DS : Je souhaiterais que les spectateurs de mes tableaux aient la même expérience que moi lorsque je vais voir un tableau : un trouble. La peinture sous verre a cette qualité forte de cristalliser le regard et d’égarer la raison. Moi-même j’ai besoin de me confronter à certaines œuvres de façon répétée. Vérifier l’incongru en quelque sorte. J’ai besoin d’aller voir Baldung Grien ou Grünewald, ici à Strasbourg, à Colmar ou Bâle. Quand je vais à Paris, c’est les Quatre saisons de Poussin… J’ai besoin d’être dans cette espèce de confrontation, je ne recherche pas une peinture qui joue de facilité.

 

Echardes

 

­EdC : Tu évoques Baldung Grien et Poussin, peut-être parce que ce sont des artistes chez qui l’incongru occupe une certaine place. Cependant chez eux, s’il y a des incongruités iconographiques dans les tableaux, cela reste quelque chose qui fait saillie à l’intérieur d’un tout homogène et qui est iconographiquement très balisé. 

Par exemple, dans L’Eté de Poussin que tu viens de citer, il y a cette grappe de raisin absolument gigantesque par rapport à une scène champêtre tout ce qu’il y a de vraisemblable. Chez toi, l’iconographie est dès le départ incongrue – pas parce qu’il y aurait des petits détails incongrus à l’intérieur d’un ensemble naturel mais parce que chacun des éléments est incongru dans son rapport aux autres. Pourquoi cette forme d’incongruité là ? C’est-à-dire ces choses qui simplement ne vont pas ensemble ?

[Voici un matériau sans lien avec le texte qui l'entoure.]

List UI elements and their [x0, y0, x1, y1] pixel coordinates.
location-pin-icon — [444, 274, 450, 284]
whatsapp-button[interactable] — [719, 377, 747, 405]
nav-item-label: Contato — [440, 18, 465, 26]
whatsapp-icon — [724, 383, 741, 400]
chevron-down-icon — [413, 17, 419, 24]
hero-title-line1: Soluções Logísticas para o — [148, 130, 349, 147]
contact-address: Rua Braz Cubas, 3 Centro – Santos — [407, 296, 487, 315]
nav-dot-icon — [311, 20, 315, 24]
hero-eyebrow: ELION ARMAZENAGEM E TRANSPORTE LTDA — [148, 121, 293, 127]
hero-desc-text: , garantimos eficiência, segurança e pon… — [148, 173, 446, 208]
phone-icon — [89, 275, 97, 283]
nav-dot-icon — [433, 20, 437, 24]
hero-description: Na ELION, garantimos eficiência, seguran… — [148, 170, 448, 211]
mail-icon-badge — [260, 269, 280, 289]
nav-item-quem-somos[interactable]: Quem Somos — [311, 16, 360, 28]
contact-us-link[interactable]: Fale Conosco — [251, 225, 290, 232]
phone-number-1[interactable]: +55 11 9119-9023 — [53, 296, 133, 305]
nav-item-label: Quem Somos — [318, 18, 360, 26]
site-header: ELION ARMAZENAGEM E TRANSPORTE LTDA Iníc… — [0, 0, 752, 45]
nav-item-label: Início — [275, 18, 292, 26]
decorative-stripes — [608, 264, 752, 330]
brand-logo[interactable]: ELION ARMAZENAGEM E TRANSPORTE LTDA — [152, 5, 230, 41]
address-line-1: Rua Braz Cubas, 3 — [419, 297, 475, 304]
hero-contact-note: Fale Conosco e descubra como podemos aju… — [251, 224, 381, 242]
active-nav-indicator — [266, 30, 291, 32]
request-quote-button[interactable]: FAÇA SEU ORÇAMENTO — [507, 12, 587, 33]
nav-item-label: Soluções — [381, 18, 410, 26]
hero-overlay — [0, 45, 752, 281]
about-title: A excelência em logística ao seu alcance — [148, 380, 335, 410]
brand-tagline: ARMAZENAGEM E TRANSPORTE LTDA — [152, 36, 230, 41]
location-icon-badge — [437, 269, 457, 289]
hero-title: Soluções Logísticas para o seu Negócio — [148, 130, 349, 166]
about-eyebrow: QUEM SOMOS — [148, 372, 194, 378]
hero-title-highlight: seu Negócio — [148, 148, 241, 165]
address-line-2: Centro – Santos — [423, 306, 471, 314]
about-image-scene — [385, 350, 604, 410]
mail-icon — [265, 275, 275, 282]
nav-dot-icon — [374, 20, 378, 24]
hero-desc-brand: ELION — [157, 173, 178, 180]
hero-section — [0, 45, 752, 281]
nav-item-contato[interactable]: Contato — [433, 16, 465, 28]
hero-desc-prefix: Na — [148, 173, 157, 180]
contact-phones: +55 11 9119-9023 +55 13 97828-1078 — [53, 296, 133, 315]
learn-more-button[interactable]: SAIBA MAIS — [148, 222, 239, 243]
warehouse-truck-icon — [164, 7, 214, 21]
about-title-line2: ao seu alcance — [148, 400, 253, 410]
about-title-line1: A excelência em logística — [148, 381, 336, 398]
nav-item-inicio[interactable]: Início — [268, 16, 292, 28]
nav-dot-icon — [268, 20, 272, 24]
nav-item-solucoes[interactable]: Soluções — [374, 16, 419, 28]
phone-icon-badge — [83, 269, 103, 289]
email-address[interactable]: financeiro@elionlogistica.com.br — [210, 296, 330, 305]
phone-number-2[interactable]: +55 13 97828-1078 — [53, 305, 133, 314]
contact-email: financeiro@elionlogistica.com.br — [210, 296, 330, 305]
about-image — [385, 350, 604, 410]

DS : Oui c’est vrai. J’aimerais tant être un peintre classique avec un programme clair, mais je finis toujours en tête de veau ! J’ai regardé Lorenzo Lotto qui est défini comme peintre étrange, incongru. Cet exemple est peut-être éclairant. Philippe Dagen dans un article sur mon travail parlait de moi comme d’un « excentrique »… Je trouve que le mot est juste au sens strict : ce qui est hors du centre. Pas au sens de l’excentrique qui cultive sa singularité. Il est vrai que mes tableaux sont composés de parties qui ont du mal à s’accorder. Ce sont des niveaux de réalité et de figuration divers qui doivent s’arranger entre eux. Des éléments photo-réalistes, d’autres qui sont de l’ordre du geste: ces confrontations existent, mais ce qui m’intéresse vraiment, c’est la tension visuelle, la confrontation avec cette matérialité très spécifique, une granulométrie et l’image. On peut décrire ces images au téléphone : un tableau de 2 mètres sur 1, avec une armure qui serait tombée au sol, de couleurs diverses pour le heaume, la cuirasse. Le fond est blanc avec une matière ocrée sur le haut. Enfin un avion de chasse qui passe dans le dos. Tu peux le décrire, mais l’essentiel reste la confrontation physique de l’œil avec le tableau. C’est seulement là que s’invente la peinture. L’œil est intelligent.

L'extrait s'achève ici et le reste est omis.